Sobra razão à estimada Vera Tostes, presidente do Conselho Cultural da Associação Comercial do Rio de Janeiro, quando afirma que “será Imperador quem dominar os meios de comunicação virtual.”

De fato, caminhamos para uma grande renovação no que entendemos como cultura, com todos os seus naturais desdobramentos. Seu eu fosse repetir os dois mandatos que tive, como Secretário de Estado de Cultura, no período de 79 a 83 e depois no de 2004-2005, certamente seria obrigado a uma enorme revisão. As verdades são outras, muito mais contundentes.

Mas partiria de uma base incontestável: o Teatro Municipal do Rio de Janeiro é a maior casa de cultura do país. E não se pode deixar de colocar a Sala Cecília Meirelles num lugar de honra, não só pela sua acústica perfeita, mas pelos méritos da sua programação.

Por que a primazia do Municipal? Sem ir muito longe, posso afiançar que talvez a causa principal seja o apoio recebido, durante todo o mandato, por parte do governador Chagas Freitas. Não houve demanda que ele deixasse de atender. E eram coisas às vezes complicadas, como aquele tenor italiano ou alemão que exigia o pagamento adiantado do seu cachê artístico (“caso contrário, não entro em cena”). Era inevitável o apelo ao governador e este contava com um aliado precioso: Israel Klabin, meu querido amigo, que na época tinha uma forte influência no BANERJ. O dinheiro saía sempre em menos de 24 h.

Assim foram montadas 23 óperas em quatro anos de mandato. Quem poderá esquecer a extraordinária “Tristão e Isolda”, com John Vickers? A Central Técnica de Inhaúma, genial criação do meu ex-chefe Adolpho Bloch, funcionava às mil maravilhas, produzindo cenários que arrancavam a admiração dos artistas estrangeiros contratados. Talvez em nenhum outro lugar do mundo haja uma “fábrica de sonhos”, depois desmontada, com tamanha competência.

Como Secretário de Estado de Educação e Cultura podia socorrer, sempre que necessário, esta última vertente, em geral carente de recursos. Foi o que ocorreu, por exemplo, com a Escola de Teatro Martins Pena, ameaçada de fechar. Chamei o seu diretor, por mim nomeado, que era ninguém menos do que o famoso ator José Wilker, e o socorri com a liberação de inesperados 30 milhões de reais (na época era muito

dinheiro) e ele pode pagar os salários atrasados e realizar obras essenciais e inadiáveis.

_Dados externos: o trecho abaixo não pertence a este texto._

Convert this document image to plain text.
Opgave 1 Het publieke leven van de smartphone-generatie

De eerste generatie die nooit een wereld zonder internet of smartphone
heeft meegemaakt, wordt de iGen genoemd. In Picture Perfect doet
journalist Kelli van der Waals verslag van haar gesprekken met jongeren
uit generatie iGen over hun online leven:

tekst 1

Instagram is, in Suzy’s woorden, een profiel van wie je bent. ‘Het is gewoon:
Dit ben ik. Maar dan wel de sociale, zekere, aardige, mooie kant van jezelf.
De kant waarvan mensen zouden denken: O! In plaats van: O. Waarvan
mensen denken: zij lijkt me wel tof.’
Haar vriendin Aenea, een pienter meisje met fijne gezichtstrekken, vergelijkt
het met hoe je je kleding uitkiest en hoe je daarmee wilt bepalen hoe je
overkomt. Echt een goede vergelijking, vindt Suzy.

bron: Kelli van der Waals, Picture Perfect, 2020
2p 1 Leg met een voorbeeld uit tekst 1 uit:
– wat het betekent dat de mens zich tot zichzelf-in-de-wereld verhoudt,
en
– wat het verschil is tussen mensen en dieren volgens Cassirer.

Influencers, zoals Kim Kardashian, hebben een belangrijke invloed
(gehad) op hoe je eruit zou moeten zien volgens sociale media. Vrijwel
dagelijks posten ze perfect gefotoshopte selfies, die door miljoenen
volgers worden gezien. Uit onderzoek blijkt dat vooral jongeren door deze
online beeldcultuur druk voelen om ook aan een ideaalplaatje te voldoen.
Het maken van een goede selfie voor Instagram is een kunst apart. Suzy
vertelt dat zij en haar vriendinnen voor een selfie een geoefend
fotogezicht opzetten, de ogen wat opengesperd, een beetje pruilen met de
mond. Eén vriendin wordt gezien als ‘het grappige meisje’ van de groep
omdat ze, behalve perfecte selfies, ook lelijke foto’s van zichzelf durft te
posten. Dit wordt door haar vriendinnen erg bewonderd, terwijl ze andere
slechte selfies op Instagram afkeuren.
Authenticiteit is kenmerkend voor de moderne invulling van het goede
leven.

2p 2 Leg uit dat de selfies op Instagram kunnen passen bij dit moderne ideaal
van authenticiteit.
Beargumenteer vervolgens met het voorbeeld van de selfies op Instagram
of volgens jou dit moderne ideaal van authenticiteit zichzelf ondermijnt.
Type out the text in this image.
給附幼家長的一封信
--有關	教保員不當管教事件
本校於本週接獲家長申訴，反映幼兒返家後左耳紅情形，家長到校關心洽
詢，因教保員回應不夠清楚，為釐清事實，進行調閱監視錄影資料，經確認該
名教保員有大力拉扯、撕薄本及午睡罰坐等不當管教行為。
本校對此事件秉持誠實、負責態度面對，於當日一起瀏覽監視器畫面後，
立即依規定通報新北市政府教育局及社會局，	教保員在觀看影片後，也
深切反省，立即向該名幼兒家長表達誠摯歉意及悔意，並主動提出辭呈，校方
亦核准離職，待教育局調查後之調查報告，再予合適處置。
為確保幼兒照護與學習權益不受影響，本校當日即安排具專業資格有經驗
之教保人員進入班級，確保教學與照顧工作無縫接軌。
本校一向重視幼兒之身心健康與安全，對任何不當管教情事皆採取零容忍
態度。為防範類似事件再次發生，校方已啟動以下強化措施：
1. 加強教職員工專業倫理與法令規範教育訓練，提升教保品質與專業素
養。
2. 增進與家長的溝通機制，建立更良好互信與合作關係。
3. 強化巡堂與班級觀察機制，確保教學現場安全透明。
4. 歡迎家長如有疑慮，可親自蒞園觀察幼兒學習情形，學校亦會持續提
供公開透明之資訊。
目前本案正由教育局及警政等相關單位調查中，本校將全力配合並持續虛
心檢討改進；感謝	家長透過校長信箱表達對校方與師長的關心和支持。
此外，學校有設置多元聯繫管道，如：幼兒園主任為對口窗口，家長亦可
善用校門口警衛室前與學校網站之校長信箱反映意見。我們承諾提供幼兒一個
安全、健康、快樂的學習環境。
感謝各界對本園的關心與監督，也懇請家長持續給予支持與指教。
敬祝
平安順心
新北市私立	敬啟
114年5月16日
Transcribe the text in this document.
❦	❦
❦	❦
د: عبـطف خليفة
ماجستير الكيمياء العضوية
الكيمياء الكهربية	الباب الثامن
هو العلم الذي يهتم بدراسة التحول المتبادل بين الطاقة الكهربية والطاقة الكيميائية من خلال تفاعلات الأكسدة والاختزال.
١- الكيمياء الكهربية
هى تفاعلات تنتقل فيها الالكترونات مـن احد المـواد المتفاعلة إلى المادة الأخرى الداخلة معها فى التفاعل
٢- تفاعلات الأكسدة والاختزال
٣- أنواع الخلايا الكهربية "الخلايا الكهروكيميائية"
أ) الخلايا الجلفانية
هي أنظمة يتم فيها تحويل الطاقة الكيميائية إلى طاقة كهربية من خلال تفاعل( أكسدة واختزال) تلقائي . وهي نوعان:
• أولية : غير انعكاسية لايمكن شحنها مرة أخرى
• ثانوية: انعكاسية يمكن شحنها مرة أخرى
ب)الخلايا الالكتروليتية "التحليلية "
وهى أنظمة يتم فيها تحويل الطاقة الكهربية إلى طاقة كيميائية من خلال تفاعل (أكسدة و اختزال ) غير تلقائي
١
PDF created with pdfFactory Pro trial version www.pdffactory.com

Isso prova que sempre foi vantajoso unir Educação e Cultura, com benefícios evidentes para esta última. Quem diz o contrário não sabe o que está dizendo...

Valorizei o Instituto Villa-lobos, entregue à competência do Maestro José Braga. Criei uma sala de ensaios no Teatro Villa-lobos. A generosidade de Dalal Ashcar, que coloquei para dirigir o balé do Teatro Municipal, com grandes e retumbantes êxitos, a partir da inesquecível “Copélia”, repito a generosidade de Dalal colocou o meu nome na Sala, infelizmente devorada por um incêndio desastroso – e do qual não nos recuperamos até hoje. O Villa-lobos há anos está inativo.

Mais um fato que vale ser lembrado foi a decisão de evitar fitas nas apresentações do balé do Teatro Municipal. “Daqui pra frente, decidi, monocraticamente, o balé só vai se apresentar com a Orquestra Sinfônica do Teatro Municipal. Os músicos são pagos para isso.” Não houve grande resistência. A vitória foi do público que frequenta a nossa principal casa de espetáculos.

Quando vejo, hoje, que nada disso está funcionando adequadamente dá vontade de chorar. A cultura é um bem que deve ser tratado com a prioridade devida. E os recursos adequados.

Não vou insistir nas rememorações. Haveria muito o que comentar, como a criação da Orquestra Jovem do Teatro Municipal e a extensa programação infantil. Antes, quero exaltar a qualidade da minha equipe. Era mesmo de primeira.